Un epigramma di Leonida di Taranto: la vecchia ubriacona

Leonida (Λεωνίδας) è l’esponente più importante della cosiddetta “scuola dorico-peloponnesiaca” degli epigrammisti greci.

Nato a Taranto intorno al 320 a.C., in seguito alla guerra dei Romani contro la sua città si trasferì in Epiro, dove fu ospitato da Pirro; morto costui, vagò per molte città della Grecia e dell’Asia: soggiornò a Sparta, Atene, Tebe, Cos, forse anche ad Alessandria.

Svolse la sua attività di poeta fra il 300 e il 270 probabilmente per committenti anche di modesta estrazione sociale, come i personaggi dei suoi epigrammi.

Morì vecchio intorno al 260 a.C. in terra straniera, come si deduce dal suo autoepitafio: «Molto lontano dormo dalla terra / d’Italia e dalla mia patria, Taranto. / Questo è per me più amaro della morte. / Tale è la vana vita d’ogni nomade. Ma le Muse mi amarono, e per tutte / le mie sventure mi diedero in cambio / la dolcezza del miele. / Il nome di Leonida non è morto. / I doni delle Muse lo tramandano / per ogni tempo» (A. P. VII 715, trad. Quasimodo).

Di Leonida rimangono un centinaio di epigrammi, soprattutto sepolcrali e dedicatori. Numerosi sono i temi trattati, anche se è prevalente l’attenzione agli umili e alle situazioni quotidiane: pastori, pescatori, marinai, filatrici, cacciatori costituiscono i principali protagonisti dei suoi versi. L’invito alla semplicità della vita (λιτότης) avvicina il poeta agli ideali propugnati dalla filosofia cinica.

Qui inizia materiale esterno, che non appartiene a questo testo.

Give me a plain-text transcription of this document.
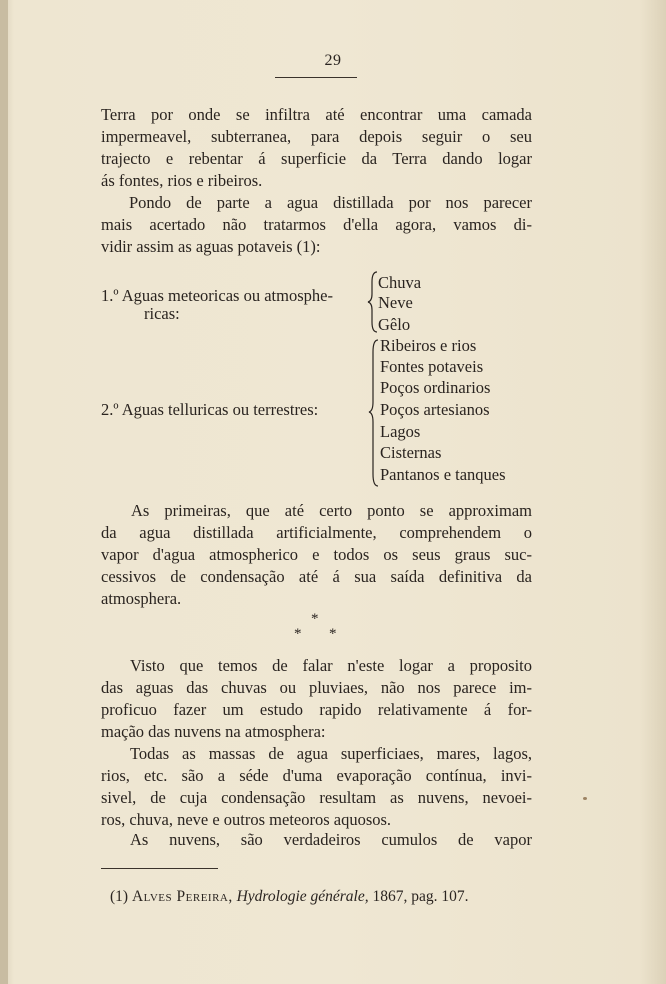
29
Terra por onde se infiltra até encontrar uma camada
impermeavel, subterranea, para depois seguir o seu
trajecto e rebentar á superficie da Terra dando logar
ás fontes, rios e ribeiros.
Pondo de parte a agua distillada por nos parecer
mais acertado não tratarmos d'ella agora, vamos di-
vidir assim as aguas potaveis (1):
1.º Aguas meteoricas ou atmosphe-
ricas:
Chuva
Neve
Gêlo
2.º Aguas telluricas ou terrestres:
Ribeiros e rios
Fontes potaveis
Poços ordinarios
Poços artesianos
Lagos
Cisternas
Pantanos e tanques
As primeiras, que até certo ponto se approximam
da agua distillada artificialmente, comprehendem o
vapor d'agua atmospherico e todos os seus graus suc-
cessivos de condensação até á sua saída definitiva da
atmosphera.
*
* *
Visto que temos de falar n'este logar a proposito
das aguas das chuvas ou pluviaes, não nos parece im-
proficuo fazer um estudo rapido relativamente á for-
mação das nuvens na atmosphera:
Todas as massas de agua superficiaes, mares, lagos,
rios, etc. são a séde d'uma evaporação contínua, invi-
sivel, de cuja condensação resultam as nuvens, nevoei-
ros, chuva, neve e outros meteoros aquosos.
As nuvens, são verdadeiros cumulos de vapor
(1) Alves Pereira, Hydrologie générale, 1867, pag. 107.
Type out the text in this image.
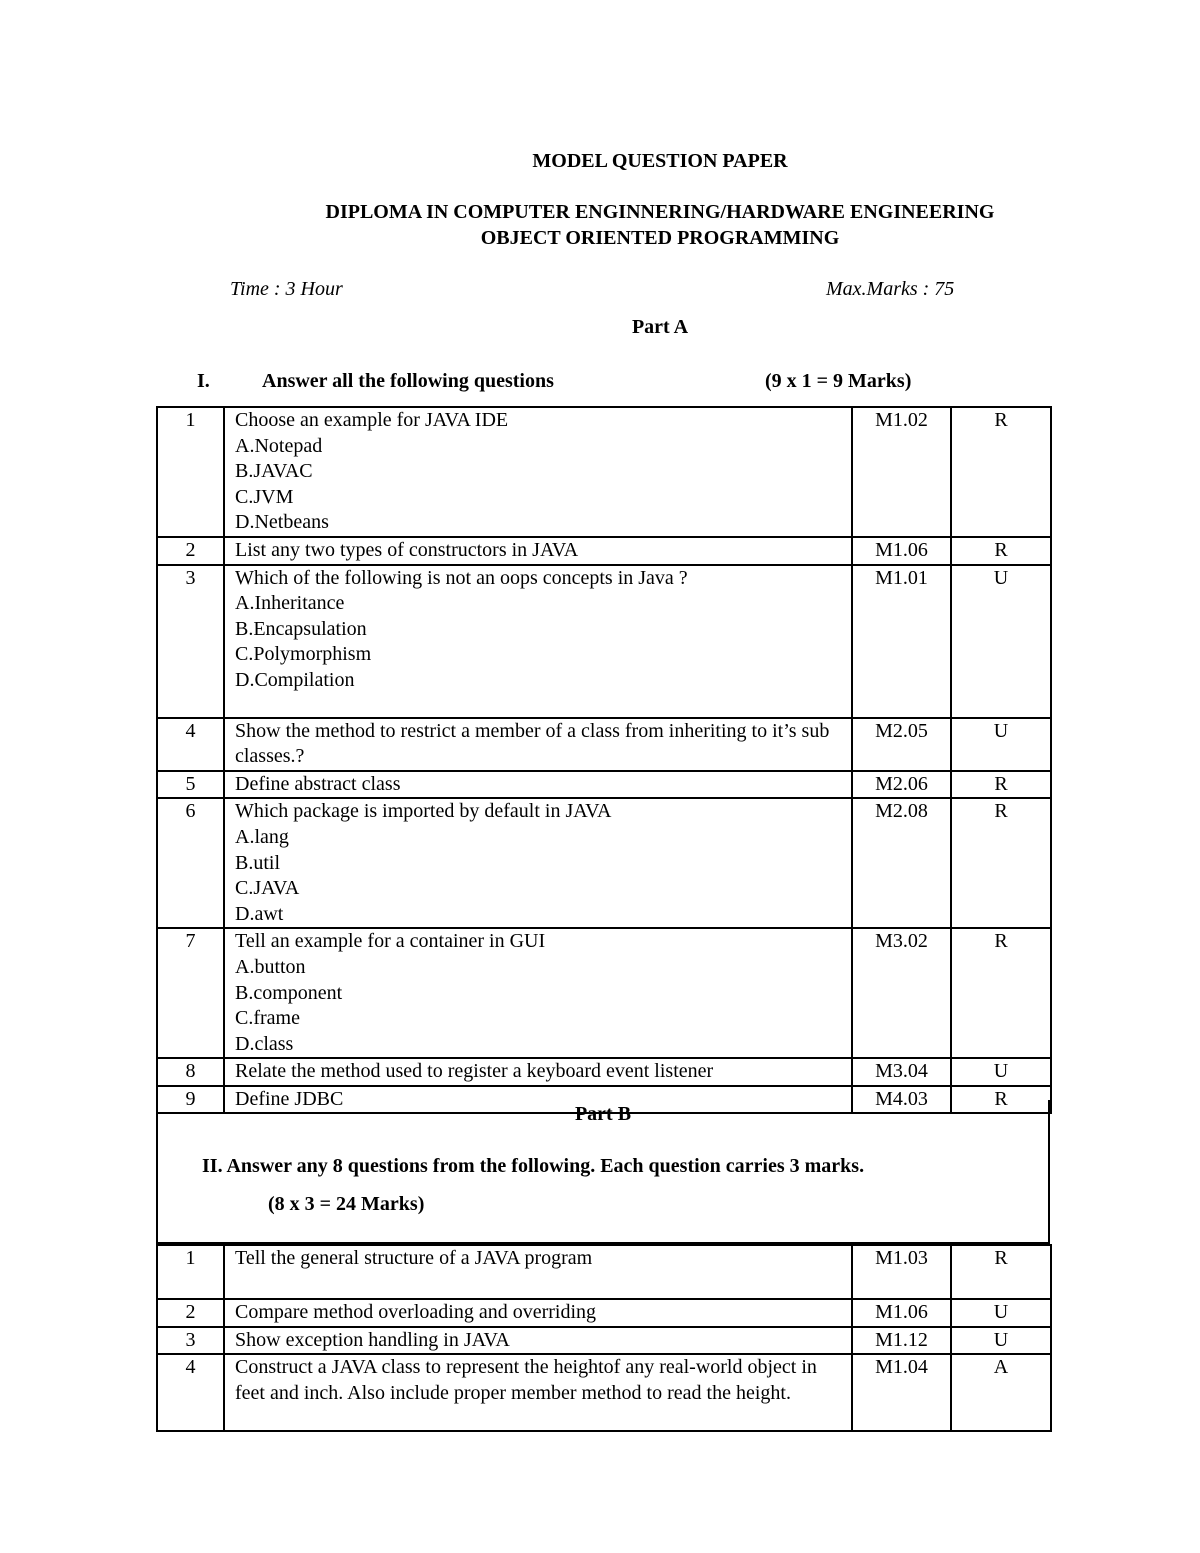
MODEL QUESTION PAPER
DIPLOMA IN COMPUTER ENGINNERING/HARDWARE ENGINEERING
OBJECT ORIENTED PROGRAMMING
Time : 3 Hour	Max.Marks : 75
Part A
I.	Answer all the following questions	(9 x 1 = 9 Marks)
1	Choose an example for JAVA IDE
A.Notepad
B.JAVAC
C.JVM
D.Netbeans	M1.02	R
2	List any two types of constructors in JAVA	M1.06	R
3	Which of the following is not an oops concepts in Java ?
A.Inheritance
B.Encapsulation
C.Polymorphism
D.Compilation	M1.01	U
4	Show the method to restrict a member of a class from inheriting to it’s sub classes.?	M2.05	U
5	Define abstract class	M2.06	R
6	Which package is imported by default in JAVA
A.lang
B.util
C.JAVA
D.awt	M2.08	R
7	Tell an example for a container in GUI
A.button
B.component
C.frame
D.class	M3.02	R
8	Relate the method used to register a keyboard event listener	M3.04	U
9	Define JDBC	M4.03	R
Part B
II. Answer any 8 questions from the following. Each question carries 3 marks.
(8 x 3 = 24 Marks)
1	Tell the general structure of a JAVA program	M1.03	R
2	Compare method overloading and overriding	M1.06	U
3	Show exception handling in JAVA	M1.12	U
4	Construct a JAVA class to represent the heightof any real-world object in feet and inch. Also include proper member method to read the height.	M1.04	A
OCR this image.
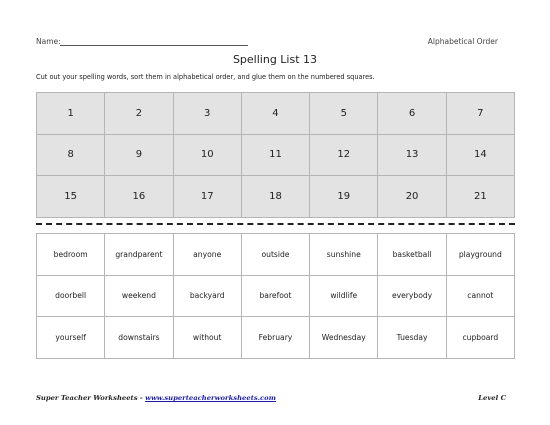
Name:	Alphabetical Order
Spelling List 13
Cut out your spelling words, sort them in alphabetical order, and glue them on the numbered squares.
1	2	3	4	5	6	7
8	9	10	11	12	13	14
15	16	17	18	19	20	21
bedroom	grandparent	anyone	outside	sunshine	basketball	playground
doorbell	weekend	backyard	barefoot	wildlife	everybody	cannot
yourself	downstairs	without	February	Wednesday	Tuesday	cupboard
Super Teacher Worksheets - www.superteacherworksheets.com	Level C
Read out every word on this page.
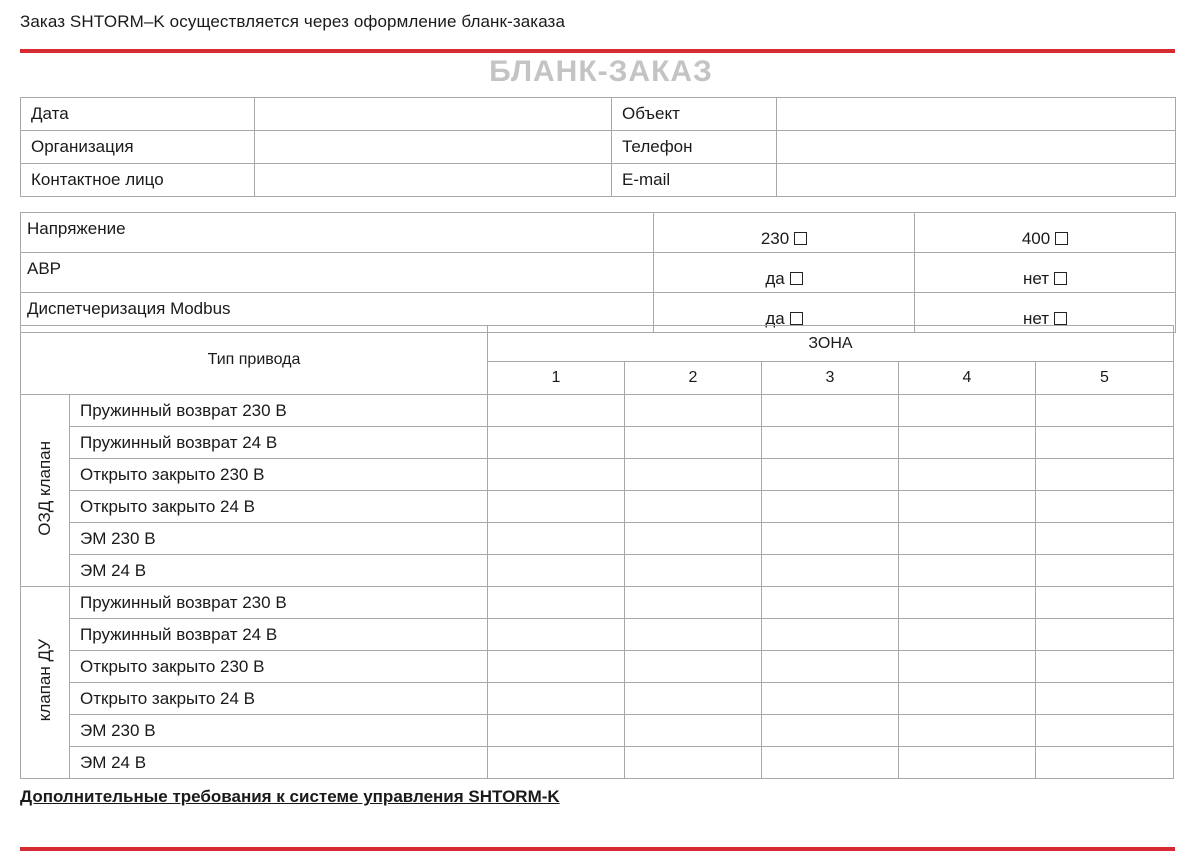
Заказ SHTORM–K осуществляется через оформление бланк-заказа
БЛАНК-ЗАКАЗ
Дата		Объект	
Организация		Телефон	
Контактное лицо		E-mail	
Напряжение	230	400
АВР	да	нет
Диспетчеризация Modbus	да	нет
Тип привода		ЗОНА				
		1	2	3	4	5
ОЗД клапан	Пружинный возврат 230 В					
	Пружинный возврат 24 В					
	Открыто закрыто 230 В					
	Открыто закрыто 24 В					
	ЭМ 230 В					
	ЭМ 24 В					
клапан ДУ	Пружинный возврат 230 В					
	Пружинный возврат 24 В					
	Открыто закрыто 230 В					
	Открыто закрыто 24 В					
	ЭМ 230 В					
	ЭМ 24 В					
Дополнительные требования к системе управления SHTORM-K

L’interesse per l’uomo si apre anche a riflessioni più generali, che partono dalla constatazione della fugacità della vita: «Tu vedi, uomo, come tutto / è vano: all’estremo del filo, già / c’è un verme sulla trama non tessuta / della spola. Il tuo scheletro è più tetro / di quello d’un ragno. Ma tu, che giorno / dopo giorno cerchi in te stesso, vivi / con lievi pensieri, e ricorda solo / di che paglia sei fatto» (A. P. VII 472, trad. Quasimodo).

Spesso tale convinzione è espressa con immagini macabre, come le ossa del defunto che fuoriescono da una tomba o i vermi che osservano una bara dall’interno (cfr. A. P. VII 480).

Questa tendenza ha spinto Marcello Gigante a parlare, a proposito di Leonida, di “Antiarcadia”; ma non mancano i toni ironici, come avviene ad es. nell’epigramma in cui il poeta invita i topi ad abbandonare la propria dispensa perché scarseggia di cibo: «Via da questa baracca, topi del buio! La povera / madia di Leonida non vi dà da mangiare. / Il vecchio basta a se stesso: sale e due pani / è una dieta che gli viene dagli avi. / Perché scavi dunque avidamente nel buco, goloso? / Non troverai neanche un piccolo resto di cibo. / Io sono frugale; piuttosto, corri da altri: / forse là troverai un po’ più da mangiare» (A. P. VI 302, trad. Paduano). 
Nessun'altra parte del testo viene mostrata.